МА

Крафта
                МА

     Мама всегда переживала за ушедших куда-либо детях, будь им пять или тридцать пять лет, и шла на край городка за, задержавшимся на мероприятии, чадом.
   - Ма... - смущался, например, я , - Щас, ещё, минут двадцать...
   Мама с грустью смотрела мне в глаза и шла домой, чтобы опять вернуться, если «ребёнко» не возвращалось.

    - Мам, ну что ты ходишь за мной, как за маленьким ?! [Мне же неловко от этого...]
    - Ну, да, вот так...
    - Да сколька мне лет-то?
    - Двадцать два..
    - Ну, вот, не два же годика...
    - Да, конечно, не два.. - чуть улыбается мама.

   А на следующие выходные опять: - Серёжа, ты идёшь домой?...

   В 1937-м году энкэвэдист в «приватной» беседе спрашивал её:
     - Вы — миловидная женщина, часто бываете в обществе офицеров... Не могли бы вы...
     - Нет, не могли бы я...
 
     С этих довоенных времён она работала только бухгалтером и памятью о тех далёких годах осталась потемневшая медаль «За доблестный труд в Великой Отечественной войне» без орденской планки и удостоверения на неё.

    Нередко Ма по характеру своей работы занималась ревизиями в местных организациях. Запомнилось её  упоминание  о курьёзных финансовых документах районной поликлинники, согласно которым некоторый медицинский персонал трудился по 28 часов в сутки.

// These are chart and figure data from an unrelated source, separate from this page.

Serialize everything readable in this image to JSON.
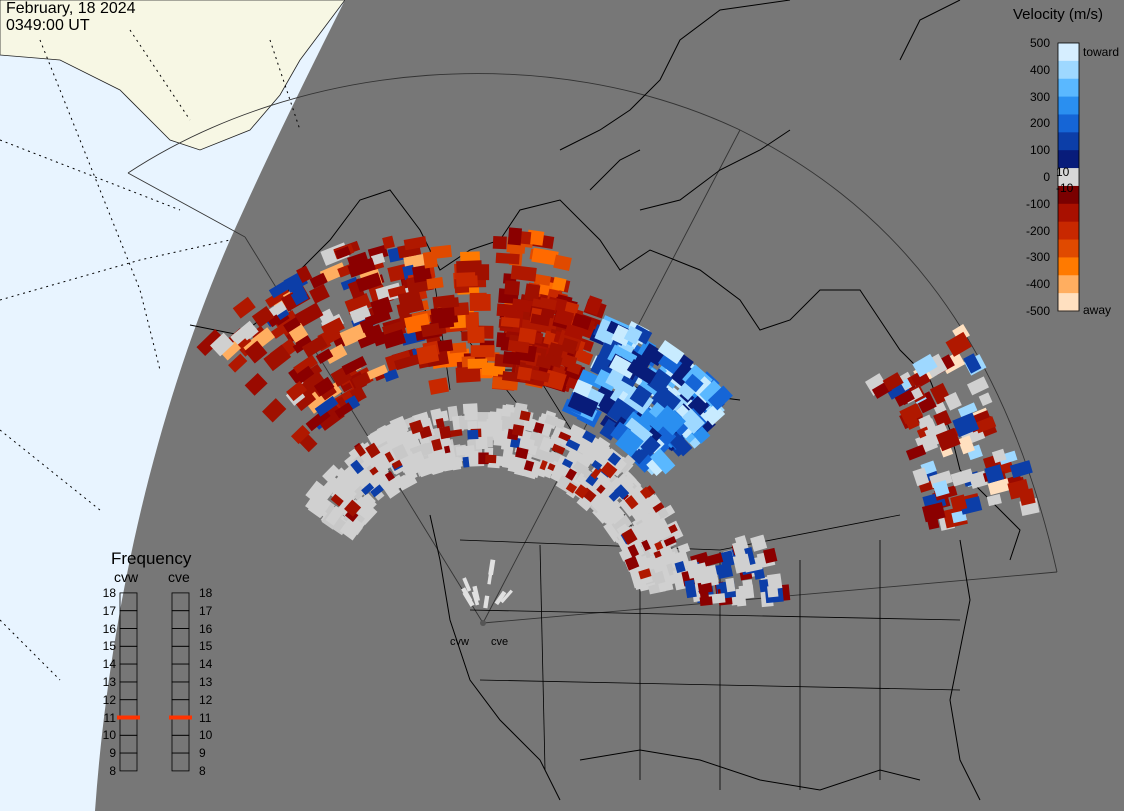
{
  "header": {
    "date": "February, 18 2024",
    "time": "0349:00 UT"
  },
  "colors": {
    "background_gray": "#777777",
    "ocean": "#e8f4ff",
    "land_beyond": "#f7f7e4",
    "ground_scatter": "#d0d0d0",
    "low_frequency_marker": "#ff3300"
  },
  "velocity_legend": {
    "title": "Velocity (m/s)",
    "ticks": [
      "500",
      "400",
      "300",
      "200",
      "100",
      "0",
      "-100",
      "-200",
      "-300",
      "-400",
      "-500"
    ],
    "small_ticks": [
      "10",
      "-10"
    ],
    "toward_label": "toward",
    "away_label": "away",
    "colors_top_to_bottom": [
      "#d6eeff",
      "#9ed8ff",
      "#5ab8ff",
      "#2a8ff0",
      "#1565d6",
      "#0c3ea8",
      "#081c7a",
      "#d8d8d8",
      "#7a0000",
      "#a81000",
      "#c82800",
      "#e04a00",
      "#ff7a00",
      "#ffae60",
      "#ffe0c0"
    ]
  },
  "frequency_legend": {
    "title": "Frequency",
    "radars": [
      {
        "label": "cvw",
        "frequency_mhz": 11
      },
      {
        "label": "cve",
        "frequency_mhz": 11
      }
    ],
    "scale": [
      "18",
      "17",
      "16",
      "15",
      "14",
      "13",
      "12",
      "11",
      "10",
      "9",
      "8"
    ]
  },
  "map": {
    "site_labels": [
      "cvw",
      "cve"
    ],
    "projection_icon": "polar-stereographic-map"
  }
}
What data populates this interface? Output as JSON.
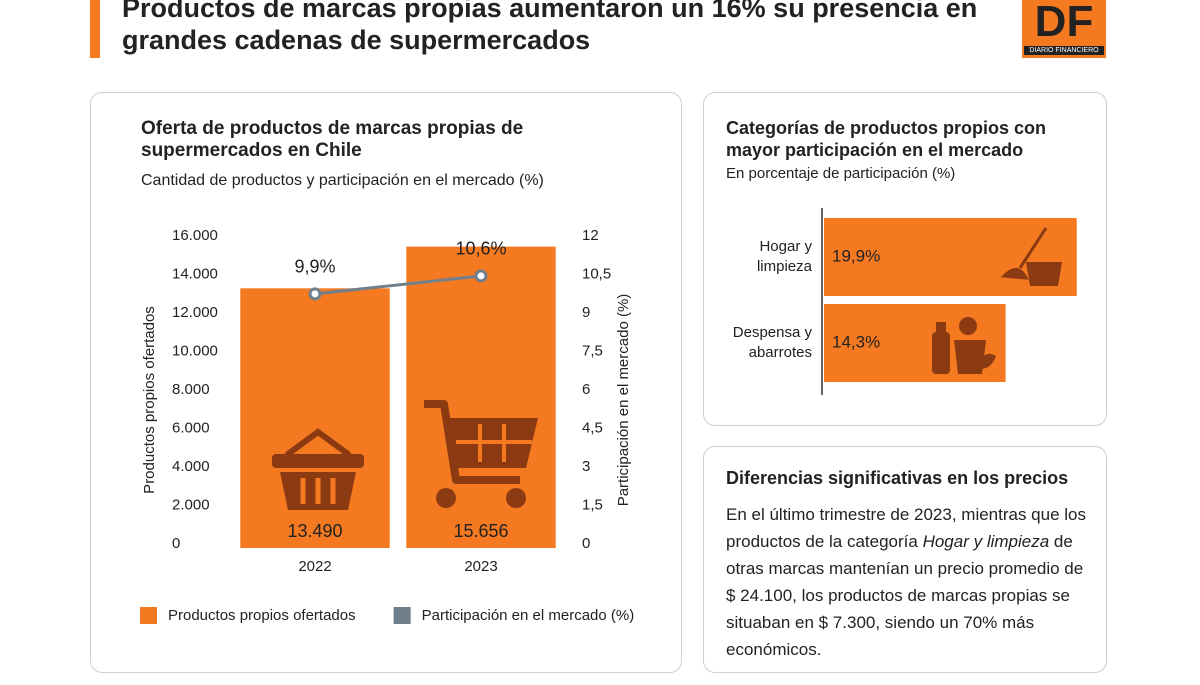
{
  "header": {
    "title": "Productos de marcas propias aumentaron un 16% su presencia en grandes cadenas de supermercados",
    "logo": "DF",
    "logo_caption": "DIARIO FINANCIERO"
  },
  "chart_data": [
    {
      "type": "bar",
      "title": "Oferta de productos de marcas propias de supermercados en Chile",
      "subtitle": "Cantidad de productos y participación en el mercado (%)",
      "ylabel": "Productos propios ofertados",
      "y2label": "Participación en el mercado (%)",
      "categories": [
        "2022",
        "2023"
      ],
      "series": [
        {
          "name": "Productos propios ofertados",
          "type": "bar",
          "color": "#f47920",
          "values": [
            13490,
            15656
          ],
          "value_labels": [
            "13.490",
            "15.656"
          ]
        },
        {
          "name": "Participación en el mercado (%)",
          "type": "line",
          "axis": "y2",
          "color": "#6f7f8c",
          "values": [
            9.9,
            10.6
          ],
          "value_labels": [
            "9,9%",
            "10,6%"
          ]
        }
      ],
      "ylim": [
        0,
        16000
      ],
      "yticks": [
        0,
        {
          "value": 2000,
          "label": "2.000"
        },
        {
          "value": 4000,
          "label": "4.000"
        },
        {
          "value": 6000,
          "label": "6.000"
        },
        {
          "value": 8000,
          "label": "8.000"
        },
        {
          "value": 10000,
          "label": "10.000"
        },
        {
          "value": 12000,
          "label": "12.000"
        },
        {
          "value": 14000,
          "label": "14.000"
        },
        {
          "value": 16000,
          "label": "16.000"
        }
      ],
      "y2lim": [
        0,
        12
      ],
      "y2ticks": [
        0,
        {
          "value": 1.5,
          "label": "1,5"
        },
        3,
        {
          "value": 4.5,
          "label": "4,5"
        },
        6,
        {
          "value": 7.5,
          "label": "7,5"
        },
        9,
        {
          "value": 10.5,
          "label": "10,5"
        },
        12
      ],
      "legend": "bottom",
      "grid": false
    },
    {
      "type": "bar",
      "orientation": "horizontal",
      "title": "Categorías de productos propios con mayor participación en el mercado",
      "subtitle": "En porcentaje de participación (%)",
      "categories": [
        "Hogar y limpieza",
        "Despensa y abarrotes"
      ],
      "values": [
        19.9,
        14.3
      ],
      "value_labels": [
        "19,9%",
        "14,3%"
      ],
      "color": "#f47920"
    }
  ],
  "note": {
    "title": "Diferencias significativas en los precios",
    "text": [
      "En el último trimestre de 2023, mientras que los productos de la categoría ",
      "Hogar y limpieza",
      " de otras marcas mantenían un precio promedio de $ 24.100, los productos de marcas propias se situaban en $ 7.300, siendo un 70% más económicos."
    ]
  }
}
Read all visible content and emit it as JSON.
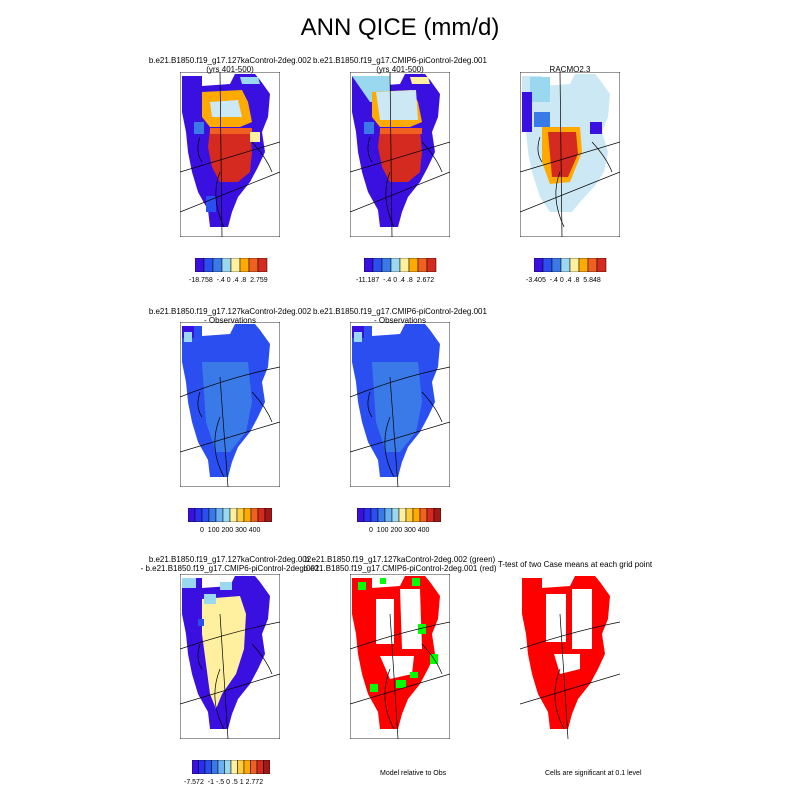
{
  "title": "ANN QICE (mm/d)",
  "panels": {
    "r1p1": {
      "line1": "b.e21.B1850.f19_g17.127kaControl-2deg.002",
      "line2": "(yrs 401-500)"
    },
    "r1p2": {
      "line1": "b.e21.B1850.f19_g17.CMIP6-piControl-2deg.001",
      "line2": "(yrs 401-500)"
    },
    "r1p3": {
      "line1": "RACMO2.3"
    },
    "r2p1": {
      "line1": "b.e21.B1850.f19_g17.127kaControl-2deg.002",
      "line2": "- Observations"
    },
    "r2p2": {
      "line1": "b.e21.B1850.f19_g17.CMIP6-piControl-2deg.001",
      "line2": "- Observations"
    },
    "r3p1": {
      "line1": "b.e21.B1850.f19_g17.127kaControl-2deg.002",
      "line2": "- b.e21.B1850.f19_g17.CMIP6-piControl-2deg.001"
    },
    "r3p2": {
      "line1": "b.e21.B1850.f19_g17.127kaControl-2deg.002 (green)",
      "line2": "b.e21.B1850.f19_g17.CMIP6-piControl-2deg.001 (red)"
    },
    "r3p3": {
      "line1": "T-test of two Case means at each grid point"
    }
  },
  "colorbars": {
    "cb1": {
      "labels": [
        "-18.758",
        "-.4",
        "0",
        ".4",
        ".8",
        "2.759"
      ]
    },
    "cb2": {
      "labels": [
        "-11.187",
        "-.4",
        "0",
        ".4",
        ".8",
        "2.672"
      ]
    },
    "cb3": {
      "labels": [
        "-3.405",
        "-.4",
        "0",
        ".4",
        ".8",
        "5.848"
      ]
    },
    "cb4": {
      "labels": [
        "0",
        "100",
        "200",
        "300",
        "400"
      ]
    },
    "cb5": {
      "labels": [
        "0",
        "100",
        "200",
        "300",
        "400"
      ]
    },
    "cb6": {
      "labels": [
        "-7.572",
        "-1",
        "-.5",
        "0",
        ".5",
        "1",
        "2.772"
      ]
    }
  },
  "notes": {
    "model_relative": "Model relative to Obs",
    "significance": "Cells are significant at 0.1 level"
  },
  "colors": {
    "deep_blue": "#3a10e0",
    "blue": "#2a4ef0",
    "mid_blue": "#3a7ae8",
    "light_blue": "#9ad8f0",
    "pale_blue": "#cce8f4",
    "yellow": "#fff0a0",
    "orange": "#ffaa00",
    "red_orange": "#f06020",
    "red": "#d52a20",
    "sig_red": "#ff0000",
    "sig_green": "#00ff00"
  }
}
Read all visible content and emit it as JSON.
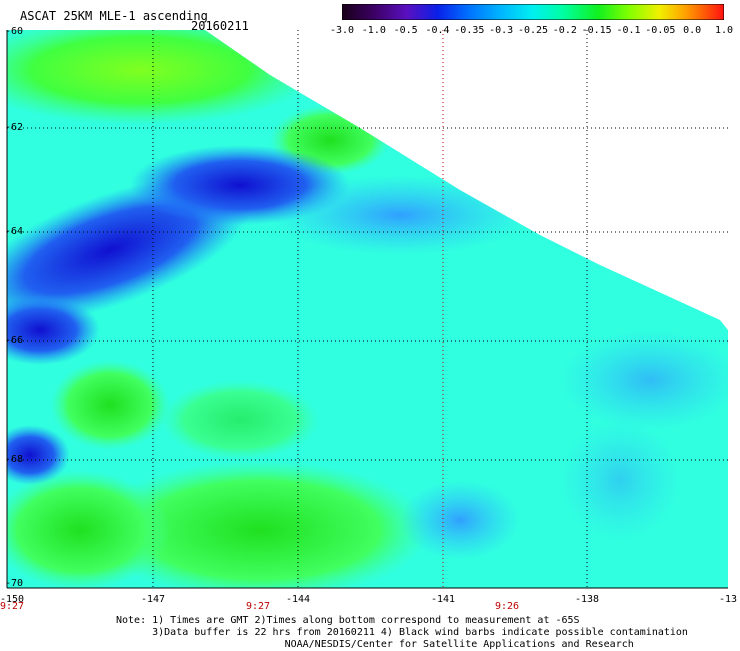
{
  "header": {
    "title": "ASCAT 25KM MLE-1 ascending",
    "date": "20160211"
  },
  "colorbar": {
    "labels": [
      "-3.0",
      "-1.0",
      "-0.5",
      "-0.4",
      "-0.35",
      "-0.3",
      "-0.25",
      "-0.2",
      "-0.15",
      "-0.1",
      "-0.05",
      "0.0",
      "1.0"
    ],
    "colors": [
      "#1a0020",
      "#3c0070",
      "#5a10b0",
      "#1020e0",
      "#0050ff",
      "#00a0ff",
      "#00e0ff",
      "#00ffb0",
      "#00f040",
      "#60ff00",
      "#e0ff00",
      "#ffa000",
      "#ff2000"
    ]
  },
  "map": {
    "lon_ticks": [
      "-150",
      "-147",
      "-144",
      "-141",
      "-138",
      "-13"
    ],
    "lat_ticks": [
      "-60",
      "-62",
      "-64",
      "-66",
      "-68",
      "-70"
    ],
    "time_labels": [
      "9:27",
      "9:27",
      "9:26"
    ],
    "grid_color": "#000000",
    "time_grid_color": "#c00000"
  },
  "footer": {
    "note_line1": "Note: 1) Times are GMT 2)Times along bottom correspond to measurement at -65S",
    "note_line2": "      3)Data buffer is 22 hrs from 20160211 4) Black wind barbs indicate possible contamination",
    "note_line3": "                            NOAA/NESDIS/Center for Satellite Applications and Research"
  }
}
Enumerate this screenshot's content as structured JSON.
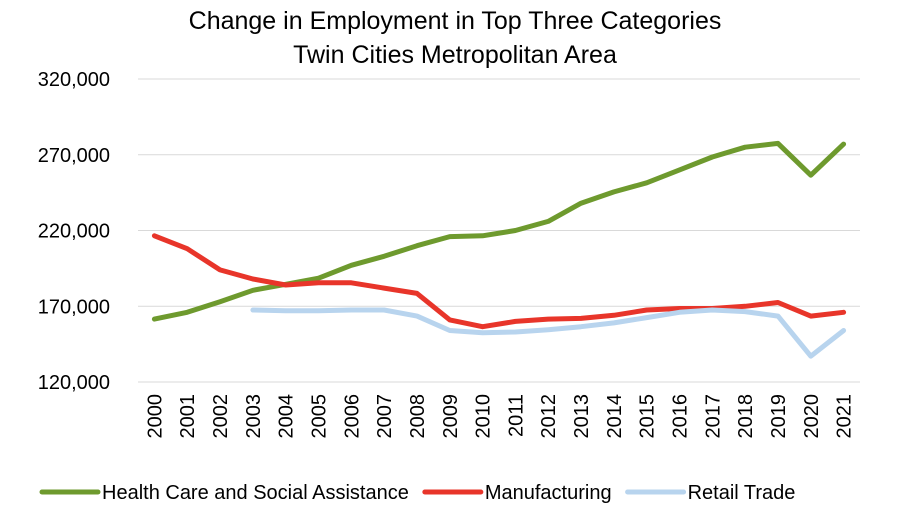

      Самой ответственной и напряжённой работой был годовой отчёт и уже в преклонных годах, на пенсии, Ма участвовала, в борьбе с этим, с каждым годом увеличивавшимся районным бумажным «монстром».

       Не забылся мне и её рабочий кабинет в деревянном двухэтажном здании райисполкома: две светлые комнаты с большими окнами, столами, шкафами, счётами, арифмометрами и пачками разношёрстных бумаг и папок.

      Иногда в нашем окраинном рабочем посёлке к ней обращались ходатаи с различными бюрократическими бумажками и Ма обстоятельно занималась этими насущными для них вопросами.

     Во время оттепели она иногда печатала лирические стихи в местечковой карельской печати, благо тогда это было модно и саму Ма что-то двигало в этом направлении.

      Самые тёплые отношения были у неё с родителями жены племянника, выходцами с Украины (тесть в годы войны служил в полиции и поэтому оказался на Севере) и двумя подругами-ровесницами, любительницами поболтать на актуальные жизненные темы.

      Угощала она их своей любимой выпечкой, которая иногда слегка подгорала, и прочим угощением, соответствующим дню календаря.

     О существовании у Ма недоброжелателей я даже не подозревал, пока однажды не услышал от неё, даже с гордой ноткой, что «всем им это «даром не прошло». Вероятно, эта чуть забавная уверенность, помогала её всегдашней невозмутимости и доброжелательности.

      Пока у меня не появилась своя дача, я продолжал приезжать летом к нам в старый дом то на рыбалку, то на картошку, то по-грибы-ягоды, благо что окрестности, посёлок и город были хорошо знакомы и отличались живописностью.      

     К началу 1990-х годов она осталась одна в новой двухкомнатной квартире. Не стало нашего отца, но через полгода средний сын преехал жить под родительский кров.

     Самыми тяжёлым временем стали для Ма инсульты в возрасте около восьмидесяти лет.

     Беспомощность и, всё-таки, недостаток полноценной заботы и внимания стали уделом её существования сначала в больнице, а потом и дома.

     В последний год жизни Ма твёрдо была уверена, что уйдёт из жизни 12-го числа и с некоторым облегчением встречала следующий, после этой даты, день...   

    - Серёжа, забери меня к себе. - попросила она меня примерно в это время.
    - Не могу я, у меня самого сейчас неустроенность дома.